Легче было — колотиться головою о спокойный, равнодушный глянец изразца.
XVII
Дома каждая его книжка, запыленные башмачки под кроватью, карта на стене, с флажками на булавках, наводили на одно, всегда на одно страшное виденье: как спускался он по коридору… Как в последний раз переступал порог. Тут в голове моей рвалось, — если не падала, не разбивала себе лба, то только потому: здоровая я, все-таки, двужильная!
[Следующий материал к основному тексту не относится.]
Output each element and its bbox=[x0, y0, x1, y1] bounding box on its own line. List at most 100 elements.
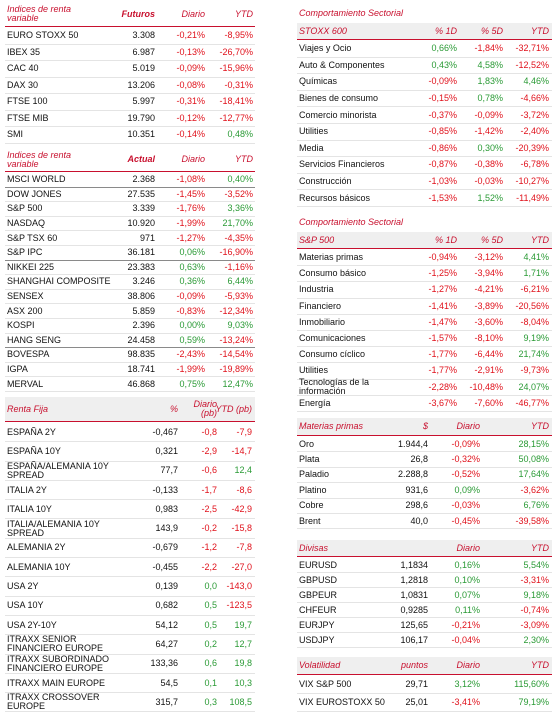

Иной раз я, в отчаяньи, с презреньем даже на себя смотрела в зеркало — на плечи, руки голые. Ну вот, ты ходишь, дышешь, белотелая, и ты жива… По улицам еще ужаснее было ходить. Во сне бывает, что все то же видишь, но оно другое. Москва стояла как и прежде, такой же снег, такие же дома, и серенькое небо. Но выражение лица! Это не та Москва, которую я знала в юности, где я любила, пела, и катала, это новый город, полный злобы и безумья. Я не могла медленно ходить. Мне все хотелось бы бежать… Или убежать? Пустыня, галки, мрак — проклятые места.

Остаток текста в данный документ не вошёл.